英文:
How can I iterate dataframe column names for ANOVA?
问题
我有一个数据框架
bbb <- as.data.frame(list(X1 = c(19, 12, 6, 17, 8, 14, 19, 22, 20, 21, 23, 19),
X2 = c(12, 6, 11, 9, 9, 9, 19, 18, 21, 22, 21, 23),
X3 = c(19, 12, 13, 13, 12, 5, 23, 19, 14, 19, 20, 20),
X4 = c(12, 12, 12, 16, 9, 10, 21, 19, 19, 21, 16, 21),
X5 = c(12, 10, 7, 6, 11, 10, 15, 20, 24, 19, 19, 24),
cluster = c(1,1,1,1,1,1,2,2,2,2,2,2)))
我想使用方差分析(ANOVA)从每一列获取p值。我可以逐个进行,但如何在循环中执行呢?aov不理解来自 colnames(bbb)
的数据。
summary(aov(X1 ~ cluster, data = bbb))[[1]]$'Pr(>F)'[1]
我需要迭代我的数据框架并将p值提取到一个向量中。
英文:
I have a dataframe
bbb <- as.data.frame(list(X1 = c(19, 12, 6, 17, 8, 14, 19, 22, 20, 21, 23, 19),
X2 = c(12, 6, 11, 9, 9, 9, 19, 18, 21, 22, 21, 23),
X3 = c(19, 12, 13, 13, 12, 5, 23, 19, 14, 19, 20, 20),
X4 = c(12, 12, 12, 16, 9, 10, 21, 19, 19, 21, 16, 21),
X5 = c(12, 10, 7, 6, 11, 10, 15, 20, 24, 19, 19, 24),
cluster = c(1,1,1,1,1,1,2,2,2,2,2,2)))
and I would like to use ANOVA to get p-values from each column.
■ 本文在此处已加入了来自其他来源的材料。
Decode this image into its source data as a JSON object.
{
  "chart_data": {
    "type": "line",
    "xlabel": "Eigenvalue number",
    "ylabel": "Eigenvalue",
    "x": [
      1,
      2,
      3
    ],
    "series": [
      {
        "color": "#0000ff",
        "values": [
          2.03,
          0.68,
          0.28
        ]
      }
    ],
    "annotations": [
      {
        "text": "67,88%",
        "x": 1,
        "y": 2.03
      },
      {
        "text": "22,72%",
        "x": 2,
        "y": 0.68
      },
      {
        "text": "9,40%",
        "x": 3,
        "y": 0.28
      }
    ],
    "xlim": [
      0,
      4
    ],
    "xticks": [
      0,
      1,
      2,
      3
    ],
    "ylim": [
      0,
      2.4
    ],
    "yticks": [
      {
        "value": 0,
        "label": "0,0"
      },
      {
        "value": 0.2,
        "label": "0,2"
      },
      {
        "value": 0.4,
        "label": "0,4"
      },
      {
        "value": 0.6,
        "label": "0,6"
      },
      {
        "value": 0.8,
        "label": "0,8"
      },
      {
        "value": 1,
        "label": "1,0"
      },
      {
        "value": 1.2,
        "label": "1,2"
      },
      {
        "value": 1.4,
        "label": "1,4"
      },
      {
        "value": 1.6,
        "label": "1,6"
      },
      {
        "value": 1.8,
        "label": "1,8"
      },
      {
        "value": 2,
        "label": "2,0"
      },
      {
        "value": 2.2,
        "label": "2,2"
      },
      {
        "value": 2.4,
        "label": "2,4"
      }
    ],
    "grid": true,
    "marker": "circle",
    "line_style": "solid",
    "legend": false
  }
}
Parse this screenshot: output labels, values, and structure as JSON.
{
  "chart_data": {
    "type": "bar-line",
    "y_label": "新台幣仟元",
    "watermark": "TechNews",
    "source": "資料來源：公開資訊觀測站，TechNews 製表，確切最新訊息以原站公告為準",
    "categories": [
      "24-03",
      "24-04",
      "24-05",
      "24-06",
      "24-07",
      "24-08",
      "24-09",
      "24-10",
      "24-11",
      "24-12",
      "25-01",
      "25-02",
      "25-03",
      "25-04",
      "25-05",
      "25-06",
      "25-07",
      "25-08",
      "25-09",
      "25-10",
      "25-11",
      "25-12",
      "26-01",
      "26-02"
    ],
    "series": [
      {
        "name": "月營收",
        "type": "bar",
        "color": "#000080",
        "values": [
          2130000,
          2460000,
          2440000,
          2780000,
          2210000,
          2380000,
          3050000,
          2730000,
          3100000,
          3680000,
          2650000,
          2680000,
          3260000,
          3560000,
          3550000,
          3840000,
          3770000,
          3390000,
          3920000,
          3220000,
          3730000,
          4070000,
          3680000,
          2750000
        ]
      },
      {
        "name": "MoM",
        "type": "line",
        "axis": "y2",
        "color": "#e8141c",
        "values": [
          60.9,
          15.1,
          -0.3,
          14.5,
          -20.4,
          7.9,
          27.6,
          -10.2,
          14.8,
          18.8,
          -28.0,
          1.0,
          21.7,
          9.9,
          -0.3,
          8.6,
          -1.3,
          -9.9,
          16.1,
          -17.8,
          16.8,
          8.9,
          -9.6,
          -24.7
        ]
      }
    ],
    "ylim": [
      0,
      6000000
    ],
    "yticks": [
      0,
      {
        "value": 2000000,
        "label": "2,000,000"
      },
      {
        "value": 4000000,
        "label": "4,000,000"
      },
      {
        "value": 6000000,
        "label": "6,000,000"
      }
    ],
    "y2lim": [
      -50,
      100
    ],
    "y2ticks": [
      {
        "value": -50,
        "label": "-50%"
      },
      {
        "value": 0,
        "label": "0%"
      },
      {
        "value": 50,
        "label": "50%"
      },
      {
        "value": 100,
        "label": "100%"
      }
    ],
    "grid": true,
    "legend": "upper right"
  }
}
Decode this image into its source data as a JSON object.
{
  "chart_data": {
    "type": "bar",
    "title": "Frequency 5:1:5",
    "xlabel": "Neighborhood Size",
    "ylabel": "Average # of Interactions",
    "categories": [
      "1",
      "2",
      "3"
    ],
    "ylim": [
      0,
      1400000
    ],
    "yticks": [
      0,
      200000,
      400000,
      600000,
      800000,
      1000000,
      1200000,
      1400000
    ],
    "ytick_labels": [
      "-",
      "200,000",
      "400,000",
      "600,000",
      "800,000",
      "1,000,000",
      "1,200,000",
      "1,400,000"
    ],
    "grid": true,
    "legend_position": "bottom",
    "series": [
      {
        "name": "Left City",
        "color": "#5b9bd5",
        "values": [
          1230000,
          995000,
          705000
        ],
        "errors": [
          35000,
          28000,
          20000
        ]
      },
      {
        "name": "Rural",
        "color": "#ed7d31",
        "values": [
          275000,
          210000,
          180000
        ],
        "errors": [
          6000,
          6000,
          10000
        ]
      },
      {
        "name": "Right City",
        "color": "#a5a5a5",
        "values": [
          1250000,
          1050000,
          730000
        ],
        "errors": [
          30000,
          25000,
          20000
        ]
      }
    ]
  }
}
I can do it one by one, but how can I do it in a loop? aov does not understand data from colnames(bbb)
summary(aov(X1 ~ cluster, data = bbb))[[1]]$'Pr(>F)'[1]
I need to iterate my dataframe and extract p-values into a vector
答案1
得分: 1
# 创建数据框架
bbb <- as.data.frame(list(X1 = c(19, 12, 6, 17, 8, 14, 19, 22, 20, 21, 23, 19),
X2 = c(12, 6, 11, 9, 9, 9, 19, 18, 21, 22, 21, 23),
X3 = c(19, 12, 13, 13, 12, 5, 23, 19, 14, 19, 20, 20),
X4 = c(12, 12, 12, 16, 9, 10, 21, 19, 19, 21, 16, 21),
X5 = c(12, 10, 7, 6, 11, 10, 15, 20, 24, 19, 19, 24),
cluster = c(1,1,1,1,1,1,2,2,2,2,2,2)))
# 向量用于存储 p 值
p_values <- numeric()
# 执行方差分析并提取每列的 p 值
p_values <- lapply(names(bbb)[1:5], function(col) {
aov_result <- summary(aov(as.formula(paste(col, "~ cluster")), data = bbb))
p_value <- aov_result[[1]]$`Pr(>F)`[1]
return(p_value)
})
# 打印 p 值
print(p_values)
英文:
# Create the dataframe
bbb <- as.data.frame(list(X1 = c(19, 12, 6, 17, 8, 14, 19, 22, 20, 21, 23, 19),
X2 = c(12, 6, 11, 9, 9, 9, 19, 18, 21, 22, 21, 23),
X3 = c(19, 12, 13, 13, 12, 5, 23, 19, 14, 19, 20, 20),
X4 = c(12, 12, 12, 16, 9, 10, 21, 19, 19, 21, 16, 21),
X5 = c(12, 10, 7, 6, 11, 10, 15, 20, 24, 19, 19, 24),
cluster = c(1,1,1,1,1,1,2,2,2,2,2,2)))
# Vector to store p-values
p_values <- numeric()
# Perform ANOVA and extract p-values for each column
p_values <- lapply(names(bbb)[1:5], function(col) {
aov_result <- summary(aov(as.formula(paste(col, "~ cluster")), data = bbb))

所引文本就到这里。